I do think this is interesting, even though I can see it's a question with a lot of tensions bound up in it. I certainly agree that there are problems with associating educational level or types of job with intelligence. I'm educated but not super-super intelligent.
But, if we're going with educational level, my mum and I both have doctorates and we talk about this quite a lot. I think (and she thinks) that small children are really intellectually fascinating. I can see how if you're not particularly interested in analysing people/thought processes, you might get bored with a toddler. OTOH, I think it's very absorbing parenting if you're able to engage on lots of different levels, thinking about what the child's doing and being really interested in how they do it.
I don't buy that intelligence has anything to do with rationalising emotion, thought.
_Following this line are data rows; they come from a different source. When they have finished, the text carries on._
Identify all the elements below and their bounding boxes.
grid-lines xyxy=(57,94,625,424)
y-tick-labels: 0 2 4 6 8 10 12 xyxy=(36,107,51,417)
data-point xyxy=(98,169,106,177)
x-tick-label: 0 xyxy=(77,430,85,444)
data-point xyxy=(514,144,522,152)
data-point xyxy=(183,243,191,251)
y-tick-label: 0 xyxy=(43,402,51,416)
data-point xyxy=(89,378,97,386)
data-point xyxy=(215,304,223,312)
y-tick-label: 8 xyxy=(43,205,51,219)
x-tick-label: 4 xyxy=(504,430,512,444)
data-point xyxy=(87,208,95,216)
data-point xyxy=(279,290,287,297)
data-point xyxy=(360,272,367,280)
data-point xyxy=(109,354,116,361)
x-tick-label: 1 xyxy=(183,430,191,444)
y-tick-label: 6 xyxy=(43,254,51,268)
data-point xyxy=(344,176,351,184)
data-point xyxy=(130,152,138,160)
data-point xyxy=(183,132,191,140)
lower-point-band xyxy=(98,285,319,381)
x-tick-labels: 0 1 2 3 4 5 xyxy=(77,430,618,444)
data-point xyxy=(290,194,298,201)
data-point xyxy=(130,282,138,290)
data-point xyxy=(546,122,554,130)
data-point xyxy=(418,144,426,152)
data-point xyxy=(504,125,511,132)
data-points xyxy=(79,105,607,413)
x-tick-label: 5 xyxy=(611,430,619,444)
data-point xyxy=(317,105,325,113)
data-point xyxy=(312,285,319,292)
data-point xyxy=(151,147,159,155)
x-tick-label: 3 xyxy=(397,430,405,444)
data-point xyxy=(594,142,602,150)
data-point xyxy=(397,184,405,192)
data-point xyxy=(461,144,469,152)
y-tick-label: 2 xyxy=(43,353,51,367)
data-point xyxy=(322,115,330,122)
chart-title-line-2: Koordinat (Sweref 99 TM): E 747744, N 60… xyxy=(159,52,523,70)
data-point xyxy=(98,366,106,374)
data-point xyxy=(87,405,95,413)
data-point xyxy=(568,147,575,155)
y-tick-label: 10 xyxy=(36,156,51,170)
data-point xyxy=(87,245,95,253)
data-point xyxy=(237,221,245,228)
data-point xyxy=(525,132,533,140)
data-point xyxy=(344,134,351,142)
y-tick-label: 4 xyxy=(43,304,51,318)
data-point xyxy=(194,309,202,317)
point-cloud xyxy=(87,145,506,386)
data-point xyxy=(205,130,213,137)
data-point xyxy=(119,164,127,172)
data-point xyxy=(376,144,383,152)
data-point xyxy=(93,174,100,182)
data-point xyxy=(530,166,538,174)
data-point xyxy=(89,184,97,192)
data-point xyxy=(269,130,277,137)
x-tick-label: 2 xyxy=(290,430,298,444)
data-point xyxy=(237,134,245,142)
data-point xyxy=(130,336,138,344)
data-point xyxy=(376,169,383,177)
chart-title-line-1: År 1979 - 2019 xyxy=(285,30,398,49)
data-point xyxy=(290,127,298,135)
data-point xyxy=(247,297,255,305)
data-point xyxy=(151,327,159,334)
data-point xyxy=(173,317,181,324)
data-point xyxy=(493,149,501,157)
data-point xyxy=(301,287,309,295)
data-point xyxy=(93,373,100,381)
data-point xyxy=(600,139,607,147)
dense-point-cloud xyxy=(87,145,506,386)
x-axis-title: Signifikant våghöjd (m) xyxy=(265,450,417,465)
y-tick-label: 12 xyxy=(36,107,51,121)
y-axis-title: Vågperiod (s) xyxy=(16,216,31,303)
I have known some scarily intelligent people whose emotional reasoning was shite. And I don't see the issue, either. Personally, I am delighted to have a toddler and hugely enjoy the whole-hearted way she doesn't judge and does love me - though I am also well aware I stand somewhere below teddy, Assan from nursery, and next door's cat, in the pecking order.
I really do think a big issue is simply social pressure, which I don't think acts according to intelligence, but according to class bias. I've always wanted kids; DP didn't want them until quite recently. But I'm middle-class and went to university, and so until my mid-to-late 20s, people were constantly telling me anxiously I was far too young to think about children and pressuring me not to have them. Having kids aged below about 22 would have been seen as really a 'failure'. By contrast, DP was expected to have children. 16 would have been seen as worryingly young, but 20 would have been perfectly respectable, and by the time she was 23 or 24, it was semi-expected. By the time she was 35 and pregnant, some people considered that almost indecent.
We are both fairly intelligent women, both degree educated, and both worked in similar jobs until recently. The big difference is the attitudes of people to a 'working class' girl from a council house, and a 'middle class' girl who wasn't. Anyone who thinks those attitudes don't follow you well into adulthood is kidding themselves.